Stanford Takes Away An MBA Degree


But he left the fake transcript on a desk in his room, and the real one in a file cabinet. Later, when Thomas had to fly to California for a job interview, he asked his younger brother to duplicate and assemble the materials for his applications for a clerkship. His brother, who had no idea that Thomas had created a fake transcript, used the forgery on his desk. Thomas’ mother then mailed the applications with the doctored grades to 23 separate judges in the U.S. Court of Appeals.

When Thomas ultimately found out in mid-January, he became “extremely angry” and “had a huge argument” with his brother. At least that’s how Thomas remembered it. His brother, however, recalls him saying simply that “this was the wrong one” after which the brother “just left the room.” Still, his brother, mother and father all testified on behalf of Thomas, claiming his account was accurate.

What did the board think of this narrative? “Some members of the Board conclude without substantial doubt that Mr. Thomas’s account of how the altered transcripts were sent is false and that he either sent the altered transcript or with knowledge or willful ignorance caused it to be sent,” the report said. “Other members of the board believe that although Mr. Thomas’s account is highly improbable, there is insufficient basis to find with certainty that it is false.”


One thing was sure. It didn’t take long for the fraud to be detected. During the first week of January, a clerk in the office of a judge to whom Thomas had applied for a job called the school’s registrar. The clerk said the transcript appeared not to be correct. A check by the school confirmed that the transcript was false.

On Feb. 1, just before 9 p.m., Thomas sent an email to the secretary of a professor, Morton Horwitz, who had agreed to write a recommendation for him. “Just checking to make sure everything is in order for clerkship stuff,” wrote Thomas to secretary Sandra Mays in the message.

A day later, Thomas retrieved a telephone message from Registrar Stephen Kane who asked to see him. When they met that afternoon on Feb. 2, Kane confronted Thomas who quickly acknowledged that he had altered his transcript. But he insisted “it was all a joke” on his parents.


There was another meeting that afternoon as well with Dean of Students Suzanne Richardson. Thomas reiterated what he said earlier that “the application was a joke and that he really did not intend to pursue a clerkship.” In fact, he said, he “had already sent withdrawal letters to the judges.”

That night, at roughly 10:20 p.m., Thomas shot off an email to the secretary to Professor Horwitz telling her that it was no longer necessary for the faculty member to write a recommendation. “I am no longer looking for a clerkship,” Thomas wrote.

Letters by Thomas withdrawing his applications for clerkships, dated Jan. 31, was received by the judges to whom he had applied. But the letters, the board discovered, had been postmarked on Feb. 3—the day after Thomas was confronted by Harvard Law School’s registrar and dean of students. Asked about the discrepancy in timing, Thomas insisted that he hadn’t had a chance to mail the letters of withdrawal when he spoke with Dean of Students Richardson as he had told her. He stated that he had already written the letters and had “stamped and addressed” them but did not mail them until the night of Feb. 2.

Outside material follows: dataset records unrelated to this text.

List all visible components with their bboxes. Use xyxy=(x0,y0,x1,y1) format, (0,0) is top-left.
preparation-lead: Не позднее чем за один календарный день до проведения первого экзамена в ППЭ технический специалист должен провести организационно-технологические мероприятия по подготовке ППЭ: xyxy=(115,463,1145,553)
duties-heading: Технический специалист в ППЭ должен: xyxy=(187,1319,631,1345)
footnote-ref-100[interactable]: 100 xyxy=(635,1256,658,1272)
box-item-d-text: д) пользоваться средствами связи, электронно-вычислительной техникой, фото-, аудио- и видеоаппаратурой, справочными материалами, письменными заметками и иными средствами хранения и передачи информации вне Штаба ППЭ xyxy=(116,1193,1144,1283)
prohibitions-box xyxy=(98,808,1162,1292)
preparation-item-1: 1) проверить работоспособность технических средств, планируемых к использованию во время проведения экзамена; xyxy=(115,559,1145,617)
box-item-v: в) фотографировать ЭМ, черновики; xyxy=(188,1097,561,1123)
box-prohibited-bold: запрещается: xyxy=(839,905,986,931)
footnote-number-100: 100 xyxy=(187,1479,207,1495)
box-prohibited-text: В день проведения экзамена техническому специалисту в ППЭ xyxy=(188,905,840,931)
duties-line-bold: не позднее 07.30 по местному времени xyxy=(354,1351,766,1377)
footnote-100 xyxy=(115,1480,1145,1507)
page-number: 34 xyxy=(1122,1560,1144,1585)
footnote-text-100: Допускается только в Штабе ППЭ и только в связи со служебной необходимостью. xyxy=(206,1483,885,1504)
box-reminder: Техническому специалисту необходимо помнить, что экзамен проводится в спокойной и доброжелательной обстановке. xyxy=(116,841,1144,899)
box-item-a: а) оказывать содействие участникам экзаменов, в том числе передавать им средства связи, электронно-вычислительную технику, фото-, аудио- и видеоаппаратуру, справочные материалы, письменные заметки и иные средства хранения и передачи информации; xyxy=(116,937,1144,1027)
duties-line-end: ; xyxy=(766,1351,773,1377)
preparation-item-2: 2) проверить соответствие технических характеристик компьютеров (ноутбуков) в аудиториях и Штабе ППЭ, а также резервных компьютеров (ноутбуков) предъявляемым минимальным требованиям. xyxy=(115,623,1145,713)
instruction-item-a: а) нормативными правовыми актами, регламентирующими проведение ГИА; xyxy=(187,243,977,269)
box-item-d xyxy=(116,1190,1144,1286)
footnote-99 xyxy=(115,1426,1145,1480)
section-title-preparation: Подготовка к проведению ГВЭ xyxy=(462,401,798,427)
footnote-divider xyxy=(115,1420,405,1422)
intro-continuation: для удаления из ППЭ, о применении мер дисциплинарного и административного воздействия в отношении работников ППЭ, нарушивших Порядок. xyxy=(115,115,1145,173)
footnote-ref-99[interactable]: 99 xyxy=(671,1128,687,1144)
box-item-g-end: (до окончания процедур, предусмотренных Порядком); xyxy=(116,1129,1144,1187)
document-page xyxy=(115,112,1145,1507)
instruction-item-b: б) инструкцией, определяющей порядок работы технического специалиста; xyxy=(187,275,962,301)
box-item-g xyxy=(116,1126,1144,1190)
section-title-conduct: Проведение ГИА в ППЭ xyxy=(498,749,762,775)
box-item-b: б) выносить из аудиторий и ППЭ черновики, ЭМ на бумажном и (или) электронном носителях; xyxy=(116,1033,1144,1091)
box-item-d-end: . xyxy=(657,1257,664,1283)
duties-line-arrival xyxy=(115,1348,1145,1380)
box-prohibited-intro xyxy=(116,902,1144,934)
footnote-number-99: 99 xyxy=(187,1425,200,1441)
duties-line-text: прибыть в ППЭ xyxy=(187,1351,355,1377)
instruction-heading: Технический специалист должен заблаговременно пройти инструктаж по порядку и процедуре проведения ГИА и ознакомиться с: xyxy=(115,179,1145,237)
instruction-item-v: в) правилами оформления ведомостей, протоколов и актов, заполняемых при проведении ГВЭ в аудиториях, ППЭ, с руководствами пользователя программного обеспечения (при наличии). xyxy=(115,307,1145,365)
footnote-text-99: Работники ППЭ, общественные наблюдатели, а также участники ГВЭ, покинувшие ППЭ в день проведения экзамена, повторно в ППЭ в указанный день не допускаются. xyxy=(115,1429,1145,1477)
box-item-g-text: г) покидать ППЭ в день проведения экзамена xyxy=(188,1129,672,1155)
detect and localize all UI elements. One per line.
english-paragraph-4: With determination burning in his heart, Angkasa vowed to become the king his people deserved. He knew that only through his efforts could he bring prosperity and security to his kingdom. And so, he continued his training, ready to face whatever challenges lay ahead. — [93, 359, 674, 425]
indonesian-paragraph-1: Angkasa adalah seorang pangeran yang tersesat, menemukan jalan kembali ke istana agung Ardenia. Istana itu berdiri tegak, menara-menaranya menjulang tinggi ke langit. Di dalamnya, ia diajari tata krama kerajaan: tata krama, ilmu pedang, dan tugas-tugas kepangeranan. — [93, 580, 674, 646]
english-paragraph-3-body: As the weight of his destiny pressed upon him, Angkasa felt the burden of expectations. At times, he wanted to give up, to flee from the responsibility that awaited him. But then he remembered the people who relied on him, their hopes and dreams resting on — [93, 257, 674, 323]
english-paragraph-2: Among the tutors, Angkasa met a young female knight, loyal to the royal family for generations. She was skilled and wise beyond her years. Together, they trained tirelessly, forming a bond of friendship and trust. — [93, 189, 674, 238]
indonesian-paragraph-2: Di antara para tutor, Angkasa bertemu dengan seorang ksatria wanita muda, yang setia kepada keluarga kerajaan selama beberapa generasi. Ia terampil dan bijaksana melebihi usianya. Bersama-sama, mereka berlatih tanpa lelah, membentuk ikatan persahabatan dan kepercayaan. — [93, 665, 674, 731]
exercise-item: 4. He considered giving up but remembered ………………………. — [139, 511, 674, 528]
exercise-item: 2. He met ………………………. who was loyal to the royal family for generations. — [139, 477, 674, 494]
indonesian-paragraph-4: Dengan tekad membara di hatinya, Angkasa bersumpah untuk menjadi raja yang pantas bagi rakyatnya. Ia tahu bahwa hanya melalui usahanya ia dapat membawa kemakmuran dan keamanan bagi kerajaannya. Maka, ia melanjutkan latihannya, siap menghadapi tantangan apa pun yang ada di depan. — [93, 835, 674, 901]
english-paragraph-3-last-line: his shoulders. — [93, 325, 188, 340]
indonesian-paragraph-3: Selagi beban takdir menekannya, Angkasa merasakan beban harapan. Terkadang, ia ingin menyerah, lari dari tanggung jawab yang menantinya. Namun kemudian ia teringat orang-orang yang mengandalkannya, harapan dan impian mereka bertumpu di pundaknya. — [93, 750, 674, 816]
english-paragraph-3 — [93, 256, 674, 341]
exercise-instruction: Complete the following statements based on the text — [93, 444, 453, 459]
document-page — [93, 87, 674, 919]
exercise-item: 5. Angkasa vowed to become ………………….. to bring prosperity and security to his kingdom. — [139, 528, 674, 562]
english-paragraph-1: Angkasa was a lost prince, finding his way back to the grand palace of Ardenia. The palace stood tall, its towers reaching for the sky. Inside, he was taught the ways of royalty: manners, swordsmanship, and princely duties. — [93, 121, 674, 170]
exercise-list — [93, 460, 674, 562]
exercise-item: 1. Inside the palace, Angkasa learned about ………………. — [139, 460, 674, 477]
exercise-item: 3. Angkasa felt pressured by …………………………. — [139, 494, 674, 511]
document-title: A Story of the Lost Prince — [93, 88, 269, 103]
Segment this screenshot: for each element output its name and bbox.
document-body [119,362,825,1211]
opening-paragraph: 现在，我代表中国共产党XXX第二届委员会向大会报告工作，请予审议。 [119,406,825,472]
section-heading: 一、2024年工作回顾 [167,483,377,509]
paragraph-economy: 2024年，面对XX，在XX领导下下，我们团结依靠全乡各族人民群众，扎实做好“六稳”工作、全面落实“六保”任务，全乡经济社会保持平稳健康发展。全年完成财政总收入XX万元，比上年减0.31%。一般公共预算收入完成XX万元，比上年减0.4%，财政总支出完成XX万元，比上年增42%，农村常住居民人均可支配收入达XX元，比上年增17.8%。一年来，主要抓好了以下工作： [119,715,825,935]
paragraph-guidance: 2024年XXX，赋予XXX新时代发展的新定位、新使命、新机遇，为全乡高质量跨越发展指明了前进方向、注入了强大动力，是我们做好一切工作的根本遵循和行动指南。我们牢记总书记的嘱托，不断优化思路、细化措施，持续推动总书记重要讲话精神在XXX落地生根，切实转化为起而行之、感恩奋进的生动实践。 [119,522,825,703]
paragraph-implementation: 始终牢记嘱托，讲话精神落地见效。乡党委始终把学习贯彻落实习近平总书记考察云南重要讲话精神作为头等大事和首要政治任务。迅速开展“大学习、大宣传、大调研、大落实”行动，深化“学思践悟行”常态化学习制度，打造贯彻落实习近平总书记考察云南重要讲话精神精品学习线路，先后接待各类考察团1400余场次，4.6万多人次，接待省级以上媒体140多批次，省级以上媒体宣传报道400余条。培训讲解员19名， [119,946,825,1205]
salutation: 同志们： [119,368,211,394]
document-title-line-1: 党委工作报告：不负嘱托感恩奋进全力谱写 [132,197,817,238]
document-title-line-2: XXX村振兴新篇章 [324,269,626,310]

The twists and turns of this narrative get even more convoluted as Thomas finds himself increasingly backed into a corner. And the board report starts sounding more and more like a legal brief as it tries to unwind the tale of the email message to Professor Horwitz’s secretary.

“It is conceded that this message was transmitted on February 2 at around 10:20 p.m.,” the report states. “Mr. Thomas has stated that he composed the message on February 1 at around that time and, so far as he knew, sent it at that time. The line at the top of the message indicates that it was sent on February 1 as does the message ID, which includes the date. The server log for the message, however, gives the date of transmission as February 2. The date is significant because Mr. Thomas learned that the altered transcript had been detected in the afternoon of February 2. If he sent the message to Ms. Mays on February 1, that would indicate a change of heart before he knew that the alteration was discovered, as he asserts. If, however, he sent the message on February 2, that would indicate not only that he had no change of heart until he knew that the alteration had been discovered, but also that he deliberately falsified the date of the email message in an effort to fabricate evidence in this favor.”

You’d think that Mathew Martoma would have realized he was now caught in a whole other deception and should have simply called it quits. Not so. He claimed that after writing the message and trying to transmit it on Feb. 1, there was a disconnect between his computer and the system which resulted in a failure of transmission. Thomas claims he didn’t notice the problem because he started to work on another program on his computer that obscured the email screen. The message was then queued and sent when Thomas next opened his email program and was connected to the Internet.